Having worked at Hanford for more years than I should have, I can tell you that a "nuclear safety engineer" working there would be an "engineer" in name only. If Morgan really is a licensed mechanical engineer, then he is sorely underemployed. Nuclear Safety Engineers normally have no special education or qualifications. They mainly operate and maintain radiation counting equipment. It is extremely unlikely that he would have any qualifications in geology.
Living in the Richland Washington area, Morgan should be very familiar with geographically widespread "wave patterns" in soil and sediments caused by catastrophic flooding, not only in sand and sandstone, but in any number of soils. Richland lies in an area that was periodically flooded catastrophically by waters from Glacial Lake Missoula.
http://en.wikipedia.org/wiki/Glacial_Lake_MissoulaThe channeled scablands and huge soil wave patterns that were created by these floods can only be appreciated from the air. Since such flooding events were widespread in an area of well over 1000 square miles after the last ice age, Morgan should know better than to ascribe these kinds of geological deposition patterns, whether in Utah, Arizona or Washington State, to a global flood.
These patterns are created by flowing water as in a catastrophic flooding where great amounts of soil and debris are transported. They can also be formed on a lake beach or at a seashore by constant wave motion. Problem is, they don't look anything like the formations that Morgan is talking about.
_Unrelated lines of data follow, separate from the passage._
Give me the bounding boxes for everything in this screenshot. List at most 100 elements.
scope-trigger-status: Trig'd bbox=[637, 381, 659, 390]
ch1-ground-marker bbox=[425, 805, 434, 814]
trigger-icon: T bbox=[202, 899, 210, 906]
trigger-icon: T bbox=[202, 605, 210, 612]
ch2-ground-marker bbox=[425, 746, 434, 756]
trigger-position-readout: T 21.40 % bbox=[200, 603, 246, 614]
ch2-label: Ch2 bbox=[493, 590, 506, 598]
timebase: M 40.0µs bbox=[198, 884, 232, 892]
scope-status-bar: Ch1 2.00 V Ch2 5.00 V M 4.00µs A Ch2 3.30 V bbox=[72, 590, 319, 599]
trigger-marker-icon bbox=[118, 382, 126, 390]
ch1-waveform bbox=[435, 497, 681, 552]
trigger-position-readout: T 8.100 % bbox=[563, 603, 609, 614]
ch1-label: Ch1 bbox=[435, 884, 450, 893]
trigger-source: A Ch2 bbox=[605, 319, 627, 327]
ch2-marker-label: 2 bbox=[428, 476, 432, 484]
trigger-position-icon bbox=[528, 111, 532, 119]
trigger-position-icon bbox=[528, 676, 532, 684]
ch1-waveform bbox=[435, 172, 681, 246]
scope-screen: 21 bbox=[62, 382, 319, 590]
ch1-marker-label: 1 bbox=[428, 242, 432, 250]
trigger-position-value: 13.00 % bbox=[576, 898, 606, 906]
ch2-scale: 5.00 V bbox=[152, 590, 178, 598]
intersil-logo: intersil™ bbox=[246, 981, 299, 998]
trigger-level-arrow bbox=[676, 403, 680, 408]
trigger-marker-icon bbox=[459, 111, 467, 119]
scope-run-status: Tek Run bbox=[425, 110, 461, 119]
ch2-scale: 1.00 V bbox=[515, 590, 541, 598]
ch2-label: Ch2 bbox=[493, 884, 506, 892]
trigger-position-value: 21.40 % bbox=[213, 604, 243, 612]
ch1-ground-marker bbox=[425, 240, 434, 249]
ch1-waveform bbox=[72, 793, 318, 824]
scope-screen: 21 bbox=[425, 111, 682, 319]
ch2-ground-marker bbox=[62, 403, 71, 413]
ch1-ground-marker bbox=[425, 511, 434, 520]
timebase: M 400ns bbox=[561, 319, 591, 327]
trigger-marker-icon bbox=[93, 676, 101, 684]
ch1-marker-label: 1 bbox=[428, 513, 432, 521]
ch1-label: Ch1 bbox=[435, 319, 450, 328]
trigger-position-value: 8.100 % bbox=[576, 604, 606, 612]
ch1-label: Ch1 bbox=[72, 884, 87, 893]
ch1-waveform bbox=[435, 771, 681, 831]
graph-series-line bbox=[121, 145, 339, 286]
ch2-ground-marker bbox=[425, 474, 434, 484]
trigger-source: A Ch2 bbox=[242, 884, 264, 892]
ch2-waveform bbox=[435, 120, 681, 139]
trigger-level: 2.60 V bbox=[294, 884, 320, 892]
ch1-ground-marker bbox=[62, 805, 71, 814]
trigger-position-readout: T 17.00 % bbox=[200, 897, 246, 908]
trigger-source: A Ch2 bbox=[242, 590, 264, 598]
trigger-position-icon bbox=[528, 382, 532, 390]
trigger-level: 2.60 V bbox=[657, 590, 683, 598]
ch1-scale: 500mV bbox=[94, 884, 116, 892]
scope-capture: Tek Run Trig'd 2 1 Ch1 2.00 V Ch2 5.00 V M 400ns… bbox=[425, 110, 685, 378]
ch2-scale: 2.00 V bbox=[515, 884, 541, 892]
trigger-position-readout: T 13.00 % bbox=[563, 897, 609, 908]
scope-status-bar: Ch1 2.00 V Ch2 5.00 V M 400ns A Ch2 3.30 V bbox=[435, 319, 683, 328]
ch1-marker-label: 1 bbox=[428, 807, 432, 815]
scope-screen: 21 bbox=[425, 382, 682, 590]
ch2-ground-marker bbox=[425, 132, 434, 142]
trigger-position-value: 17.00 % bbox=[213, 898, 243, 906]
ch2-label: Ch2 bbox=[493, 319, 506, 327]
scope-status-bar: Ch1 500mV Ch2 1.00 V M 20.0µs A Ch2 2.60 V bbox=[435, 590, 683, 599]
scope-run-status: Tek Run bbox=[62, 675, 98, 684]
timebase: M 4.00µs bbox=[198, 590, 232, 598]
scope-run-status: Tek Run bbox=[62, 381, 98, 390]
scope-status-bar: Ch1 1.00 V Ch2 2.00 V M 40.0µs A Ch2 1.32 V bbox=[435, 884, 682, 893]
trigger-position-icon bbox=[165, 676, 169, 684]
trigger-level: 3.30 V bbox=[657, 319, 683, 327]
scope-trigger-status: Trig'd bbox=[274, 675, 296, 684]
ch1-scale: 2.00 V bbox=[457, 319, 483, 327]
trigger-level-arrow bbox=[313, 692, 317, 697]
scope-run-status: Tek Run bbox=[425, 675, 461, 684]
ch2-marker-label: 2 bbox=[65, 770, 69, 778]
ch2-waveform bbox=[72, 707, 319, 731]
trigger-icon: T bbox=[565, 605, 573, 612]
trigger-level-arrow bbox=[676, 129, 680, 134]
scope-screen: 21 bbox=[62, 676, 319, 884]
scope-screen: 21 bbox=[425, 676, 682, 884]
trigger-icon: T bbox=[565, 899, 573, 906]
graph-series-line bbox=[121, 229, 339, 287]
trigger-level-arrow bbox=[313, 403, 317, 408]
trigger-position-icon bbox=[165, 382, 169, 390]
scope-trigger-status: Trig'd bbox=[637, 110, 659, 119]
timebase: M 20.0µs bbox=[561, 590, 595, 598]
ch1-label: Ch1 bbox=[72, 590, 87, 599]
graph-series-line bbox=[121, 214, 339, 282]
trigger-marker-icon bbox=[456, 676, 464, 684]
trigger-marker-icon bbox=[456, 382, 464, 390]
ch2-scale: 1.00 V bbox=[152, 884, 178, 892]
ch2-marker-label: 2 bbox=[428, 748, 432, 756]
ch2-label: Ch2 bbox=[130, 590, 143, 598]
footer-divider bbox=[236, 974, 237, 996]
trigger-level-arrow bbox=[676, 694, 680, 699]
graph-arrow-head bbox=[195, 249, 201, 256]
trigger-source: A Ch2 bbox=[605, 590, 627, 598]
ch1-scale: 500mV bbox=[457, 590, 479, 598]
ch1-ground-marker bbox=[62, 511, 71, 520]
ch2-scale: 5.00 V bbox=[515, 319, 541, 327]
Morgan's claim that only a "tsunami" 200 feet high could have created the patterns as shown in the article is pure bs. The formations are ancient sand dunes that and the patterns seen were formed primarily by the action of wind on the ancient dunes.
There is no reason to expect that these patterns would be found everywhere on Earth as a result of a global flood. Yet the article indicates that the young Earthers believe this is the case.